Written at the height of the fad for piano duets, both sets of waltzes were published for four hands with a view to being bestsellers. But aside from Brahms's decision to conclude the second collection with Goethe's valedictory "Zum Schluss" – in which the writer renounces love, and the composer hints at his own Requiem setting of "Wie lieblich sind deine Wohnungen" – there's a fundamental change in the music and poetry. The waltz's country cousin, the ländler, acquires brutal vigour in the later songs, while the innocent young lovers have become predatory vamps and "worthless young men".

Performed by The Prince Consort, mezzo-soprano Anna Grevelius and veteran lieder-accompanist Graham Johnson at the Wigmore Hall, both cycles were potently seductive. From the lilting quartet "Rede, Mädchen", through the joshing locker-room duet "O die Frauen" to soprano Anna Leese's gleaming "Wohl schö*bewandt", the Liebeslieder-Walzer were brilliantly contrasted and characterised. If Leese, pianist Alisdair Hogarth, tenor Andrew Staples and baritone Jacques Imbrailo haven't pressed Grevelius to join them permanently, they should. Stylistically and tonally, the blend was sensational.

Hogarth's articulation of the brief selection of Schumann duets sparkled, though soprano Sarah-Jane Brandon remained subdued. Grevelius' and Imbrailo's "Ich bin dein Baum" was lovingly phrased, while Leese and Staples sparred merrily in the hokey Burns setting "Liebhabers Ständchen" before tumbling into the violent amorous skirmishes of the Neue Liebeslieder-Walzer. Here it was all flashing eyes and poisoned hearts – much of the poetry is concerned with gazes, glares and glances – and the bitter betrayals of "Alles, alles in den Wind" and "Schwarzer Wald". A vivid, compelling performance, and one that betrayed more of the composer's character than he could have planned.

My attempt to understand the appeal of Nielsen, who seems to me a proficient rather than inspiring composer, is still work-in-progress after hearing Okku Kamu's proficient rather than inspiring performance of Helios and the Second and Sixth Symphonies with the City of Birmingham Symphony Orchestra. I return to Birmingham for the last of the CBSO/Hallé Nielsen series next month. But this week I'm sticking with chamber music, or music that can, at a squeeze, be done as chamber music.

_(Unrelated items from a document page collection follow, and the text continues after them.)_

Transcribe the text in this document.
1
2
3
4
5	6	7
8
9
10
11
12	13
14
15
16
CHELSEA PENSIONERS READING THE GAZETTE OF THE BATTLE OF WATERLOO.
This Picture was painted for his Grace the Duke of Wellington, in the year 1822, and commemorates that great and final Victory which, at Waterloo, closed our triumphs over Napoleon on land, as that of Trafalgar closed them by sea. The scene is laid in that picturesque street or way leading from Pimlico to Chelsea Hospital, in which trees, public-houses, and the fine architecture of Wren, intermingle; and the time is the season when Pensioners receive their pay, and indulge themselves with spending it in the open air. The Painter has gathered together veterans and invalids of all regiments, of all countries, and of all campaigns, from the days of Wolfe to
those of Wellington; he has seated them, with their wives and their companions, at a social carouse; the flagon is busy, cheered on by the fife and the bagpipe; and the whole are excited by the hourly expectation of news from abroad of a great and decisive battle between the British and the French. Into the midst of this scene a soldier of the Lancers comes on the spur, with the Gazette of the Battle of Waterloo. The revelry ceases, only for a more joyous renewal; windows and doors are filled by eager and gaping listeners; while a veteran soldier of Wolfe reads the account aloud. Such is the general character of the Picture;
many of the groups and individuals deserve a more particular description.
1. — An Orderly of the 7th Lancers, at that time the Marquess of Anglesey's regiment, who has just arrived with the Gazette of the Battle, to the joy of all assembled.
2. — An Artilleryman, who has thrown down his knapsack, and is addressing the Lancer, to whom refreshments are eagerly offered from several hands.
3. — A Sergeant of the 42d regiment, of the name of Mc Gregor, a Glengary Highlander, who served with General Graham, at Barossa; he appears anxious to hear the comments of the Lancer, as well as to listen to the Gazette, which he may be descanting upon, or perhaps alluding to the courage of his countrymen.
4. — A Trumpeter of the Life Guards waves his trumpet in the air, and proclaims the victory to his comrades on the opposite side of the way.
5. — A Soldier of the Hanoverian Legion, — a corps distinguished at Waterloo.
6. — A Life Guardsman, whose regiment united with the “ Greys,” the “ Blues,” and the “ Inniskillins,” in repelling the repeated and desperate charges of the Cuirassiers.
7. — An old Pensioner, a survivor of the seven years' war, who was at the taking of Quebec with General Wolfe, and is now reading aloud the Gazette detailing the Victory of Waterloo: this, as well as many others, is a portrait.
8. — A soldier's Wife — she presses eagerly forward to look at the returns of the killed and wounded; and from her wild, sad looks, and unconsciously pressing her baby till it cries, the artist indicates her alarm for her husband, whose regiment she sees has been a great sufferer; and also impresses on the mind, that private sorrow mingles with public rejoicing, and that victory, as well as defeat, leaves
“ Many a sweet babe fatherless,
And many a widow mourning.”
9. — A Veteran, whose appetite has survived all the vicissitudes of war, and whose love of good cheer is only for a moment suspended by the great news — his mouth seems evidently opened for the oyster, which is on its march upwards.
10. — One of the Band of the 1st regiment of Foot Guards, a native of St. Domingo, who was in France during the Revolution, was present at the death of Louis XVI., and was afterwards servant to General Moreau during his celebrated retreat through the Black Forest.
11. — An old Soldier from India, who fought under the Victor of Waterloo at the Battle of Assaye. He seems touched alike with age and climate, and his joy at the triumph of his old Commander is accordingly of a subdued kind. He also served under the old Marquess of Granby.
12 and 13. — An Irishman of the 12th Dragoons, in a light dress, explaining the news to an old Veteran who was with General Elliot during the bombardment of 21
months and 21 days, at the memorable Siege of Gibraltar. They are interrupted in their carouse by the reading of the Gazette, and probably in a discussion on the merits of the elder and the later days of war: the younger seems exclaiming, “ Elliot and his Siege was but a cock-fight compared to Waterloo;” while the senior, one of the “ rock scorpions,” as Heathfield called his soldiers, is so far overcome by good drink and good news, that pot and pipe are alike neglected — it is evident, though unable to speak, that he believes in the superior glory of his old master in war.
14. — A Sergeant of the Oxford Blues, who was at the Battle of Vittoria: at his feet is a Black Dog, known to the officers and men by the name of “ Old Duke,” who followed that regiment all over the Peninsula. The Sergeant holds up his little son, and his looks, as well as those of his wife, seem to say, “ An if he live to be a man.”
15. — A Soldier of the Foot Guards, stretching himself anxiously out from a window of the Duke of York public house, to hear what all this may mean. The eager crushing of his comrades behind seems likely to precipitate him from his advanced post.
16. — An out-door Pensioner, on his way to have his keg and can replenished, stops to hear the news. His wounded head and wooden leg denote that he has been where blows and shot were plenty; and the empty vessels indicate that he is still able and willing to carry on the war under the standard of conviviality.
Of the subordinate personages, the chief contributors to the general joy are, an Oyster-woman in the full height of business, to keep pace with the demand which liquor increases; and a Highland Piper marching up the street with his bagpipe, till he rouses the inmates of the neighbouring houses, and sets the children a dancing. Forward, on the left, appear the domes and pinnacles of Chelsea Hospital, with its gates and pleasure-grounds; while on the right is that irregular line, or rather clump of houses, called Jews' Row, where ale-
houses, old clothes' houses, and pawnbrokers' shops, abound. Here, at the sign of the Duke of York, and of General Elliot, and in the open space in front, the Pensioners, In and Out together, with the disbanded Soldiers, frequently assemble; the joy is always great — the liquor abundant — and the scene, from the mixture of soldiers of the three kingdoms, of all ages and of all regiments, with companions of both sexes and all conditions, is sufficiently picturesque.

I've often wondered whether Cosima Wagner's rapturous diary entry on waking up to the Siegfried Idyll on Christmas Day 1870 was written in the expectation that her husband would read it. Last Friday's performance by members of the London Philharmonic Orchestra at the Wigmore Hall conjured something of the surprise of hearing it in a domestic setting: the intimacy, the oddness, the loudness. For although you can fit 13 players on a quartet-sized stage, you can't make them balance. Add in the tam-tam, harmonium, celesta, percussion, conductor and two singers for Schoenberg's arrangement of Das Lied von der Erde and it's less a concert than an attempt to get into Guinness World Records.

Distorted though the balance was, and constrained as conductor Mark Elder's movements had to be, there were some wonderful moments: Paul Nilon's biting top notes in "Das Trinklied von Jammer der Erde", the cartoon frenzy of Schoenberg's orchestration in "Von der Schönheit", and Alice Coote's supple spinning of the repeated "Ewig... ewig...". Nonetheless, even reduced Mahler needs a bigger space than this. As to the Siegfried Idyll, I'd still rather wake up to a cup of coffee.